Negli ultimi anni diversi Paesi hanno introdotto nuove restrizioni, modificato la legislazione o adottato politiche meno favorevoli nei confronti delle persone LGBTQ+. Secondo Riskline, nel solo ultimo anno si sono registrati numerosi cambiamenti legislativi, nella maggior parte dei casi orientati verso una riduzione delle tutele esistenti.
Anche episodi recenti dimostrano come il contesto possa incidere concretamente sull’organizzazione di un viaggio. Il caso della nave da crociera Atlantis, a cui è stato negato l’accesso in alcuni porti del Mediterraneo orientale, ha mostrato come decisioni politiche o amministrative possano modificare improvvisamente itinerari programmati da mesi.
Per questo motivo una valutazione effettuata al momento della prenotazione potrebbe non essere sufficiente. Monitorare gli sviluppi normativi e sociali diventa parte integrante della pianificazione del viaggio.
Il dovere di informare
Nel settore del business travel si parla sempre più spesso di duty of care, ovvero della responsabilità di aziende e organizzazioni nel tutelare i propri dipendenti durante le trasferte. Questo principio, però, sta assumendo un significato più ampio anche nel turismo leisure.
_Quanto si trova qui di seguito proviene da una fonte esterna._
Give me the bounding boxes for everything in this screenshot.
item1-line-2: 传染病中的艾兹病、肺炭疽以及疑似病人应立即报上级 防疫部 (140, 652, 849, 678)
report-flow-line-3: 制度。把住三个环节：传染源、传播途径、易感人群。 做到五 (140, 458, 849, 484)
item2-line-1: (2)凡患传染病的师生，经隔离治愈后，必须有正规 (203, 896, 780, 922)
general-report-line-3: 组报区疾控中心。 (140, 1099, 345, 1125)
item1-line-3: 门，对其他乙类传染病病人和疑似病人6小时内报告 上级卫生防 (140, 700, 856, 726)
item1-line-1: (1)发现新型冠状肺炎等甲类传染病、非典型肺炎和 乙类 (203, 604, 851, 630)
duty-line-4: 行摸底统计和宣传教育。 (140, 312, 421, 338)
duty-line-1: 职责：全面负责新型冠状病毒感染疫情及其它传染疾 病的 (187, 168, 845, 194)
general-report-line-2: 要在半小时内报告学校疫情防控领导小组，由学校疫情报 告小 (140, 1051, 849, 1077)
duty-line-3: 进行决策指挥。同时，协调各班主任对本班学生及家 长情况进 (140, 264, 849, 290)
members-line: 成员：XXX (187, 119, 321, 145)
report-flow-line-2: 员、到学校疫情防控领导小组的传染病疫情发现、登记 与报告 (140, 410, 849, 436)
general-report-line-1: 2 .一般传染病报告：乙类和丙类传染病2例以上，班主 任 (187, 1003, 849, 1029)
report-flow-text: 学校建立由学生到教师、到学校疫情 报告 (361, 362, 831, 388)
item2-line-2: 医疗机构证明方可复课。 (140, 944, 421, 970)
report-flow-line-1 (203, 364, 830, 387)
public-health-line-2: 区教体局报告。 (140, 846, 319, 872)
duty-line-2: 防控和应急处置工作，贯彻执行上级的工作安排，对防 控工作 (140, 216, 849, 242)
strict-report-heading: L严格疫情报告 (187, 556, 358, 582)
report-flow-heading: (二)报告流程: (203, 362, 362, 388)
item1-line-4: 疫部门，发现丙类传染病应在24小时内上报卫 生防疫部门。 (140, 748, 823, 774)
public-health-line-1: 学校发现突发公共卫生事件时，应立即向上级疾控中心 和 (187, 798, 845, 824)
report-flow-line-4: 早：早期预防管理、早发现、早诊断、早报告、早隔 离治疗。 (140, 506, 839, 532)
Informare un cliente sulle caratteristiche di una destinazione non significa scoraggiarlo dal partire né giudicare un Paese. Significa permettergli di affrontare il viaggio con maggiore consapevolezza.
Allo stesso modo in cui un viaggiatore viene informato su eventuali vaccinazioni, norme doganali o requisiti per il visto, anche le informazioni relative al contesto sociale e giuridico possono contribuire a ridurre situazioni di disagio o di rischio.
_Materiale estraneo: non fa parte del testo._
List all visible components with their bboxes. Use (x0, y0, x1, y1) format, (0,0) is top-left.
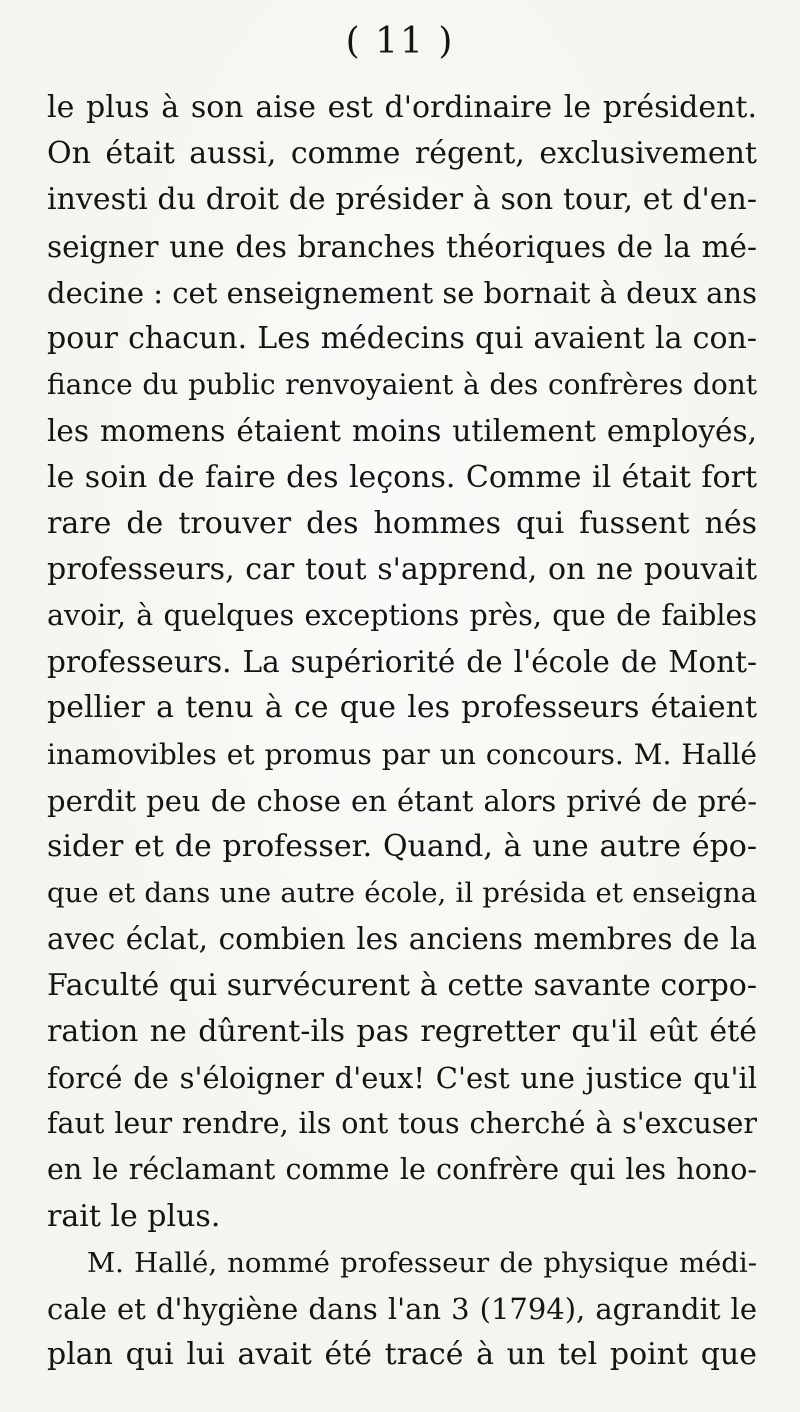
text-line: On était aussi, comme régent, exclusivement (47, 136, 757, 172)
text-line: inamovibles et promus par un concours. M. Hallé (47, 737, 757, 771)
body-text (47, 85, 757, 1378)
text-line: rare de trouver des hommes qui fussent nés (47, 505, 757, 541)
page-number: ( 11 ) (345, 21, 455, 62)
text-line: cale et d'hygiène dans l'an 3 (1794), agrandit le (47, 1291, 757, 1326)
text-line: sider et de professer. Quand, à une autre épo- (47, 829, 757, 864)
text-line: avoir, à quelques exceptions près, que de faibles (47, 599, 757, 633)
text-line: Faculté qui survécurent à cette savante corpo- (47, 967, 757, 1003)
paragraph-start-line: M. Hallé, nommé professeur de physique médi- (87, 1246, 757, 1279)
text-line: decine : cet enseignement se bornait à deux ans (47, 275, 757, 310)
text-line: pour chacun. Les médecins qui avaient la con- (47, 320, 757, 356)
text-line: forcé de s'éloigner d'eux! C'est une justice qu'il (47, 1060, 757, 1095)
text-line: faut leur rendre, ils ont tous cherché à s'excuser (47, 1107, 757, 1141)
text-line: ration ne dûrent-ils pas regretter qu'il eût été (47, 1013, 757, 1049)
text-line: avec éclat, combien les anciens membres de la (47, 922, 757, 957)
text-line: pellier a tenu à ce que les professeurs étaient (47, 690, 757, 726)
text-line: le soin de faire des leçons. Comme il était fort (47, 459, 757, 495)
text-line: perdit peu de chose en étant alors privé de pré- (47, 783, 757, 818)
text-line: plan qui lui avait été tracé à un tel point que (47, 1337, 757, 1373)
text-line: les momens étaient moins utilement employés, (47, 414, 757, 449)
text-line: en le réclamant comme le confrère qui les hono- (47, 1153, 757, 1187)
text-line: professeurs. La supériorité de l'école de Mont- (47, 645, 757, 680)
text-line: le plus à son aise est d'ordinaire le président. (47, 90, 757, 125)
text-line: seigner une des branches théoriques de la mé- (47, 229, 757, 264)
text-line: que et dans une autre école, il présida et enseigna (47, 877, 757, 910)
text-line: professeurs, car tout s'apprend, on ne pouvait (47, 551, 757, 587)
text-line: investi du droit de présider à son tour, et d'en- (47, 182, 757, 218)
paragraph-end-line: rait le plus. (47, 1198, 221, 1234)
text-line: fiance du public renvoyaient à des confrères dont (47, 368, 757, 402)
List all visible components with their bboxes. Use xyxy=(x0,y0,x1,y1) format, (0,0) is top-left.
Secondo Riskline, sono ancora 67 i Paesi che criminalizzano i rapporti consensuali tra persone dello stesso sesso, un dato che rende evidente come le politiche di gestione del rischio non possano ignorare questa dimensione.
Cosa significa per gli operatori del turismo
Per tour operator, DMC, agenzie di viaggio e professionisti del settore, integrare il concetto di LGBTQ+ Travel Risk non significa creare itinerari separati o limitare la scelta delle destinazioni. Significa piuttosto migliorare la qualità del servizio.
Disporre di informazioni aggiornate, collaborare con partner locali affidabili, conoscere il quadro normativo e preparare eventuali soluzioni alternative permette di offrire un’assistenza più completa e professionale.
Questo approccio è particolarmente importante per i viaggi personalizzati, per il turismo di gruppo e per gli eventi internazionali, dove una corretta pianificazione può fare la differenza tra un’esperienza serena e una situazione problematica. L’obiettivo non è classificare le destinazioni come “buone” o “cattive”, ma aiutare ogni viaggiatore a prendere decisioni informate.
Un nuovo modo di intendere il turismo responsabile
Il turismo è cambiato profondamente negli ultimi anni. I viaggiatori chiedono esperienze sempre più personalizzate, le aziende investono nella gestione del rischio e le destinazioni sono chiamate a dimostrare non solo qualità dell’offerta, ma anche capacità di garantire accoglienza e sicurezza.
In questo scenario, parlare di LGBTQ+ Travel Risk significa riconoscere che la sicurezza non dipende esclusivamente dall’assenza di criminalità o dalla stabilità politica. Dipende anche dal rispetto dei diritti, dal contesto culturale e dalla possibilità per ogni persona di vivere il viaggio con serenità.
Per il settore turistico questa non rappresenta una sfida ideologica, ma un’evoluzione naturale del concetto di ospitalità. Un viaggio ben progettato non si limita a prenotare voli e hotel: tiene conto delle esigenze reali dei viaggiatori, offre informazioni aggiornate e consente di affrontare ogni destinazione con maggiore consapevolezza.
In un mercato sempre più attento alla qualità dell’esperienza, integrare i diritti umani nella valutazione del rischio significa fare un passo avanti verso un turismo più professionale, responsabile e realmente inclusivo.